Execution:
The push press starts in the same set up position as the strict press, however with this movement it is essential that the elbows remain high throughout the dip.
Instead of simply pushing the bar above the head the push press is initiated with a “dip, drive”.
The dip is performed with the body weight through the heels, bar in the front rack with the elbows high and the torso upright. The knees bend, sliding forward, at the bottom of the dip the athlete drives aggressively up through their heels. At the top of the dip as the legs reach full extension the bar is forced to leave the shoulders. The arms aid the movement by pushing the bar upward, you must ensure the head is out of the way of the bar path, and the knees remain locked out through the remainder of the movement.

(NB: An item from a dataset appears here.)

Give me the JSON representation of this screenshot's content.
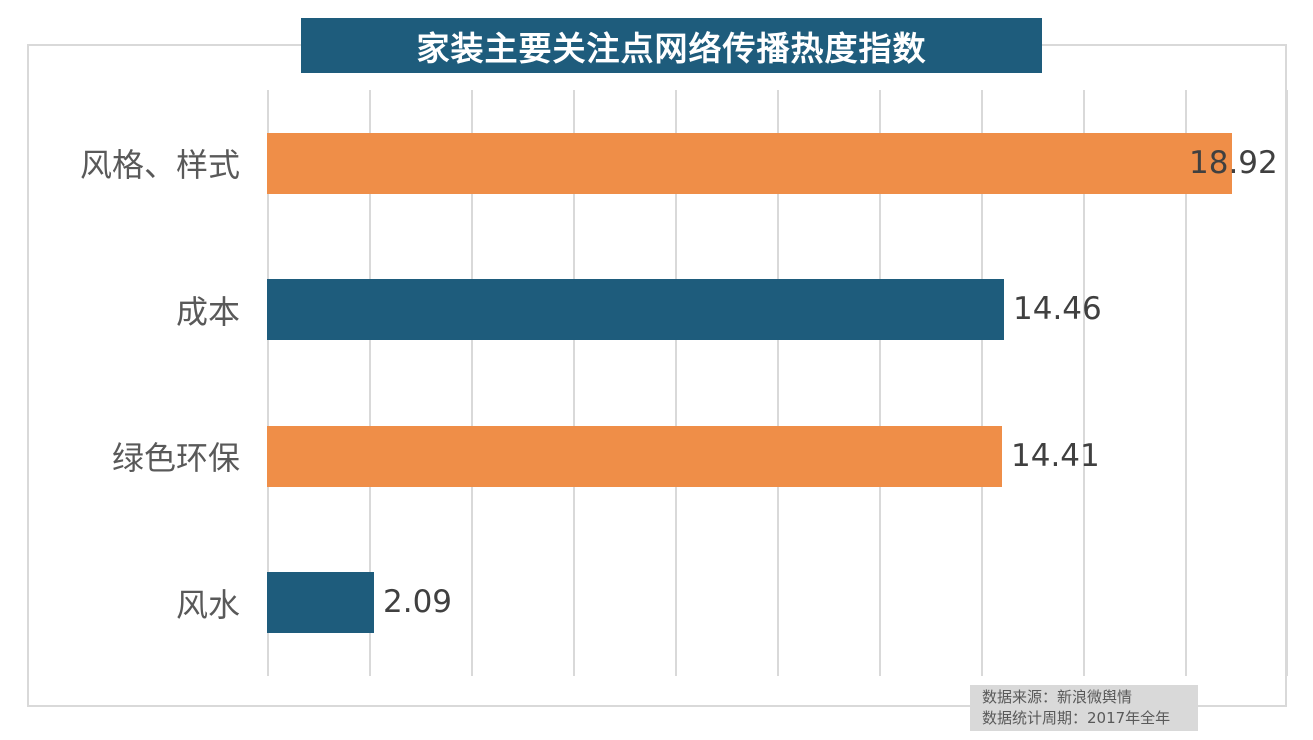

The finish position of the push press is the same as the strict press- locked out overhead behind the neck with the ears visible in front of the arms from the side.
If the knees rebend at all after the initial dip and drive, the lift is no longer a push press, but a push jerk.
Purpose:
The push press helps to develop upper body strength and allows the athlete to lift more then they can with a strict press. It also helps to set up good pathways for the push jerk and split jerk.
Programming:
The push press is often used in wods, often in high reps schemes- forcing the athlete to commit to the bar and learn to drive hard with the legs as the arms fatigue. It is also used during strength sessions, often taken from the racks instead of the floor and used to find maxes, especially the 3 and 1 rep max.
Variations:
The push press can be performed from behind the neck also.